The prosecutor as investigator.

AuthorLewis, Mark F.

"In the criminal justice system, the people are represented by two separate yet equally important groups: the police, who investigate crime, and the district attorneys who prosecute the offenders."

Law and Order, NBC-TV

As is often the case when comparing fact with fiction, the dichotomy suggested by this quote is not entirely accurate, at least as it concerns prosecutors in the Florida state criminal justice system. Although these functions are ideally, and for the most part actually, separated, the state prosecutor is often called upon to conduct or assist in investigations leading to the possible filing of criminal charges. This article will explore the nature and extent of this power, as well as some of the limitations upon it.

The statutory basis for the prosecutor's investigative functions lies in F.S. [section] 27.04 (2002) which states, in pertinent part, that the state attorney has the right to summons witnesses "to testify before him or her as to any violation of the criminal law upon which they may be interrogated." The leading case that confirmed this power is Imparato v.
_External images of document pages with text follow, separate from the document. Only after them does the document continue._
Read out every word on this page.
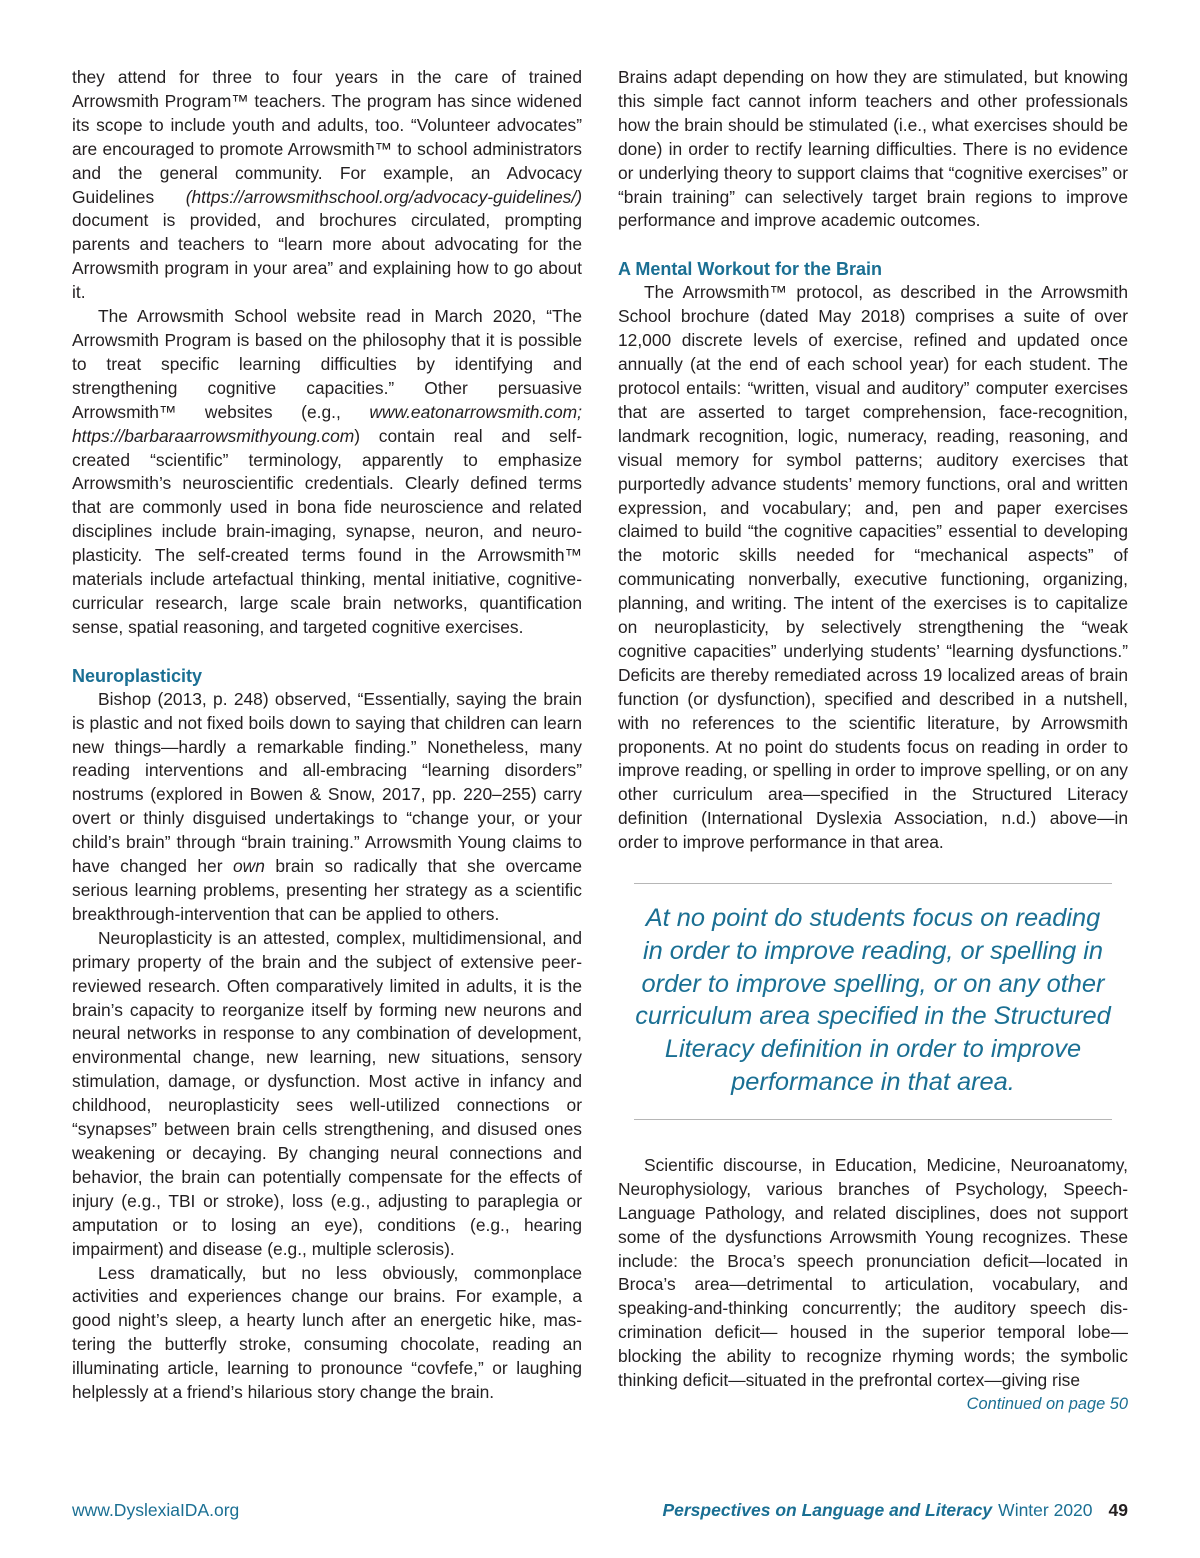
they attend for three to four years in the care of trained Arrowsmith Program™ teachers. The program has since widened its scope to include youth and adults, too. “Volunteer advocates” are encouraged to promote Arrowsmith™ to school administrators and the general community. For example, an Advocacy Guidelines (https://arrowsmithschool.org/advocacy-guidelines/) document is provided, and brochures circulated, prompting parents and teachers to “learn more about advocating for the Arrowsmith program in your area” and explaining how to go about it.

The Arrowsmith School website read in March 2020, “The Arrowsmith Program is based on the philosophy that it is possible to treat specific learning difficulties by identifying and strengthening cognitive capacities.” Other persuasive Arrowsmith™ websites (e.g., www.eatonarrowsmith.com; https://barbaraarrowsmithyoung.com) contain real and self-created “scientific” terminology, apparently to emphasize Arrowsmith’s neuroscientific credentials. Clearly defined terms that are commonly used in bona fide neuroscience and related disciplines include brain-imaging, synapse, neuron, and neuroplasticity. The self-created terms found in the Arrowsmith™ materials include artefactual thinking, mental initiative, cognitive-curricular research, large scale brain networks, quantification sense, spatial reasoning, and targeted cognitive exercises.

Neuroplasticity

Bishop (2013, p. 248) observed, “Essentially, saying the brain is plastic and not fixed boils down to saying that children can learn new things—hardly a remarkable finding.” Nonetheless, many reading interventions and all-embracing “learning disorders” nostrums (explored in Bowen & Snow, 2017, pp. 220–255) carry overt or thinly disguised undertakings to “change your, or your child’s brain” through “brain training.” Arrowsmith Young claims to have changed her own brain so radically that she overcame serious learning problems, presenting her strategy as a scientific breakthrough-intervention that can be applied to others.

Neuroplasticity is an attested, complex, multidimensional, and primary property of the brain and the subject of extensive peer-reviewed research. Often comparatively limited in adults, it is the brain’s capacity to reorganize itself by forming new neurons and neural networks in response to any combination of development, environmental change, new learning, new situations, sensory stimulation, damage, or dysfunction. Most active in infancy and childhood, neuroplasticity sees well-utilized connections or “synapses” between brain cells strengthening, and disused ones weakening or decaying. By changing neural connections and behavior, the brain can potentially compensate for the effects of injury (e.g., TBI or stroke), loss (e.g., adjusting to paraplegia or amputation or to losing an eye), conditions (e.g., hearing impairment) and disease (e.g., multiple sclerosis).

Less dramatically, but no less obviously, commonplace activities and experiences change our brains. For example, a good night’s sleep, a hearty lunch after an energetic hike, mastering the butterfly stroke, consuming chocolate, reading an illuminating article, learning to pronounce “covfefe,” or laughing helplessly at a friend’s hilarious story change the brain.

Brains adapt depending on how they are stimulated, but knowing this simple fact cannot inform teachers and other professionals how the brain should be stimulated (i.e., what exercises should be done) in order to rectify learning difficulties. There is no evidence or underlying theory to support claims that “cognitive exercises” or “brain training” can selectively target brain regions to improve performance and improve academic outcomes.

A Mental Workout for the Brain

The Arrowsmith™ protocol, as described in the Arrowsmith School brochure (dated May 2018) comprises a suite of over 12,000 discrete levels of exercise, refined and updated once annually (at the end of each school year) for each student. The protocol entails: “written, visual and auditory” computer exercises that are asserted to target comprehension, face-recognition, landmark recognition, logic, numeracy, reading, reasoning, and visual memory for symbol patterns; auditory exercises that purportedly advance students’ memory functions, oral and written expression, and vocabulary; and, pen and paper exercises claimed to build “the cognitive capacities” essential to developing the motoric skills needed for “mechanical aspects” of communicating nonverbally, executive functioning, organizing, planning, and writing. The intent of the exercises is to capitalize on neuroplasticity, by selectively strengthening the “weak cognitive capacities” underlying students’ “learning dysfunctions.” Deficits are thereby remediated across 19 localized areas of brain function (or dysfunction), specified and described in a nutshell, with no references to the scientific literature, by Arrowsmith proponents. At no point do students focus on reading in order to improve reading, or spelling in order to improve spelling, or on any other curriculum area—specified in the Structured Literacy definition (International Dyslexia Association, n.d.) above—in order to improve performance in that area.

At no point do students focus on reading in order to improve reading, or spelling in order to improve spelling, or on any other curriculum area specified in the Structured Literacy definition in order to improve performance in that area.

Scientific discourse, in Education, Medicine, Neuroanatomy, Neurophysiology, various branches of Psychology, Speech-Language Pathology, and related disciplines, does not support some of the dysfunctions Arrowsmith Young recognizes. These include: the Broca’s speech pronunciation deficit—located in Broca’s area—detrimental to articulation, vocabulary, and speaking-and-thinking concurrently; the auditory speech discrimination deficit— housed in the superior temporal lobe—blocking the ability to recognize rhyming words; the symbolic thinking deficit—situated in the prefrontal cortex—giving rise

Continued on page 50

www.DyslexiaIDA.org	Perspectives on Language and Literacy Winter 2020 49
Spicola, 238 So. 2d 503 (Fla. 2d DCA 1970), in which an attempt was made to quash subpoenas that the state attorney had issued for various corporate records. While limiting their scope, the Second District Court of Appeal agreed with the trial court that the subpoenas were part of a presumably lawful investigation. In reaching this conclusion, the court stated the following oft-quoted remark:

[The State Attorney] has been loosely referred to many times as a "one-man grand jury." And he is truly that. He is the investigatory and accusatory arm of our judicial system of government, subject only to the limitations imposed by the Constitution, the common law, and the statutes, for the protection of individual rights and to safeguard against possible abuses of the far-reaching powers so confided.

Id. at 506.

In Doe v. State, 634 So. 2d 613, 615 (Fla. 1994), the Florida Supreme Court espoused a similar theme, upholding a state attorney's right to compel the production of fingerprints and handwriting exemplars. In a statement that could be characterized as "parading the horribles," the court declared that without such power "criminal activity could be hidden behind a 'wall of silence' that finds no justification in legal privilege, but is based simply on an individual's desire not to get 'involved,' fear of retaliation, dislike for the substantive law, or private code against 'snitching."' (Quoting 1 LaFave & Israel, Criminal Procedure [section] 8.6 (1984)).
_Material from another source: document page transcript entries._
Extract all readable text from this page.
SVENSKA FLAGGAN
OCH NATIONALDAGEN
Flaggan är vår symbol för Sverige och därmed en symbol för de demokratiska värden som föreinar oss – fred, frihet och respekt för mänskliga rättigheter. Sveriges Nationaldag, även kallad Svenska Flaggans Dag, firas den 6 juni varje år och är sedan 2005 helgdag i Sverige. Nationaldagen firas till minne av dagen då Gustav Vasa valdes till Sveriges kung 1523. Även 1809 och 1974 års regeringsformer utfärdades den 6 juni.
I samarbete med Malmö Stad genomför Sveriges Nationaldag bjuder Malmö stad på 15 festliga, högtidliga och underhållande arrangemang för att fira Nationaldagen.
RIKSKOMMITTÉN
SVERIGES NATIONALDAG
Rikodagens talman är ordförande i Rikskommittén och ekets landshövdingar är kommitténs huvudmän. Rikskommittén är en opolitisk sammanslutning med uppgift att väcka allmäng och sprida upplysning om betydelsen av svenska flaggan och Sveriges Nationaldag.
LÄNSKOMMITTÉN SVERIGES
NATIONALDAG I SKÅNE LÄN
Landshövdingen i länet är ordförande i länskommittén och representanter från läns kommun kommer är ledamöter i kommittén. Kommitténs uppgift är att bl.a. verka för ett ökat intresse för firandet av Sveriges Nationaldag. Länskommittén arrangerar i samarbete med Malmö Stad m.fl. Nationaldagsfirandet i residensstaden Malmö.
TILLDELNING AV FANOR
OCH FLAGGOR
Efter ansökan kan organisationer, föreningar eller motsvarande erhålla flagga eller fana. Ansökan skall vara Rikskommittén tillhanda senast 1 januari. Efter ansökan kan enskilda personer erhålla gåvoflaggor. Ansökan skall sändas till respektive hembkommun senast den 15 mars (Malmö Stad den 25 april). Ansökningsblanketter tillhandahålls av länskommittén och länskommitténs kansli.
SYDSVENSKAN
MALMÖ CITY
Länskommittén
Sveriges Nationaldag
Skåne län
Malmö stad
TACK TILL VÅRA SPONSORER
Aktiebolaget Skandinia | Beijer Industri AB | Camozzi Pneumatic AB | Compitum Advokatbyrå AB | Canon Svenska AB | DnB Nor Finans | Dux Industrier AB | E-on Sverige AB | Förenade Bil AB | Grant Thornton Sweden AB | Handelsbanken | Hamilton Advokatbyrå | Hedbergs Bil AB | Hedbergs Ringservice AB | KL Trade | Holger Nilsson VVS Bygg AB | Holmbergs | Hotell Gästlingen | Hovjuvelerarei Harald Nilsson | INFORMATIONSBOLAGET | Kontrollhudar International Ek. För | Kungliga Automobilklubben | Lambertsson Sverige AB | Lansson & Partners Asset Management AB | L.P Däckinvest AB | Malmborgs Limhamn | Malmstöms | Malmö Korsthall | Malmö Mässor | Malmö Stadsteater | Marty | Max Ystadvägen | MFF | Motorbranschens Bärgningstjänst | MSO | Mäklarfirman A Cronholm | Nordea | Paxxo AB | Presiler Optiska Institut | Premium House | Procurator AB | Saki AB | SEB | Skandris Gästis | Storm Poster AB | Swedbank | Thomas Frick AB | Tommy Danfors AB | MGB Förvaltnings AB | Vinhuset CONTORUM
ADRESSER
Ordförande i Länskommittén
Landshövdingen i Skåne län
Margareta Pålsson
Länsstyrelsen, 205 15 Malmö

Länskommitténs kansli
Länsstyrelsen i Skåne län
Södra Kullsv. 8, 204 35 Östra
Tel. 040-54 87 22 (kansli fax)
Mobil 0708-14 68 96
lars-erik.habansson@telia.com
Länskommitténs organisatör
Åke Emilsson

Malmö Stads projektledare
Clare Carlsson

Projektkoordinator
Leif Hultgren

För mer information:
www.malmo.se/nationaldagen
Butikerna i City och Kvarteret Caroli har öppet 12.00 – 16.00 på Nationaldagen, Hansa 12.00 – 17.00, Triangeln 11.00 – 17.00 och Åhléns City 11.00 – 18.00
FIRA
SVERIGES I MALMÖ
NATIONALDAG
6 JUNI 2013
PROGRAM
A few cases have addressed the question of the manner in which the prosecutor can employ investigative functions. While the Spicola, decision likened the state attorney to the grand jury, Ira Re Getty, 427 So. 2d 380 (Fla. 4th DCA 1983), makes a clear distinction between the two on one key factor. A witness in this case challenged being questioned by a prosecutor while the investigating law enforcement officer was also present. An analogy to the secrecy of the grand jury (1) did not succeed. In fact, the court seemed to encourage this procedure, noting that the presence of the officer would be helpful to ensuring the thoroughness of the prosecutor's investigation.

However, while law enforcement officers may be present during such investigations, they cannot be the only people conducting the questioning. A situation may arise where a police officer has been stymied by uncooperative witnesses, and seeks the state attorney's subpoena power as a way oo compelling cooperation. In this case, the prosecutor must do more than merely issue the subpoena and administer the oath. He cannot then direct the witness to answer questions posed by the officers outside his presence. McCoy v. State, 338 So. 2d 52 (Fla. 4th DCA 1976).

As the Spicola decision suggests, there are certain limitations to the state attorney's investigative functions. This power is restricted to gathering information that may lead to the instituting of criminal proceedings. In Morgan v. State, 309 So. 2d 552 (Fla. 2d DCA 1975), the court reversed an order of contempt that had been issued to a newspaper reporter. She had refused to answer questions posed by a prosecutor who was trying to determine how she had obtained information regarding a grand jury proceeding. In reversing the contempt citation, the court noted that the statute in question, F.S. [section] 905.24 (1973), prohibiting a grand juror from disclosing the nature or substance of deliberations, did not provide a criminal penalty. (2) Since the subject matter of the interrogation was not directed at a violation of criminal law, the reporter was not obligated to answer the questions.

Sometimes it is difficult, even for the prosecutor, to state with particularity the specific offenses that may be charged if the appropriate evidence is found. As a general rule, courts have given the prosecutors great leeway. For example, in Check 'N Go v. State, 790 So. 2d 454, 457 (Fla. 5th DCA 2001), the plaintiff challenged an investigative subpoena issued by the attorney general's office. In affirming the legitimacy of the agency's actions, the court observed that latitude is afforded in these situations, and that "the level of proof required of the investigative agency must suggest something more than a fishing expedition, and something less than probable cause."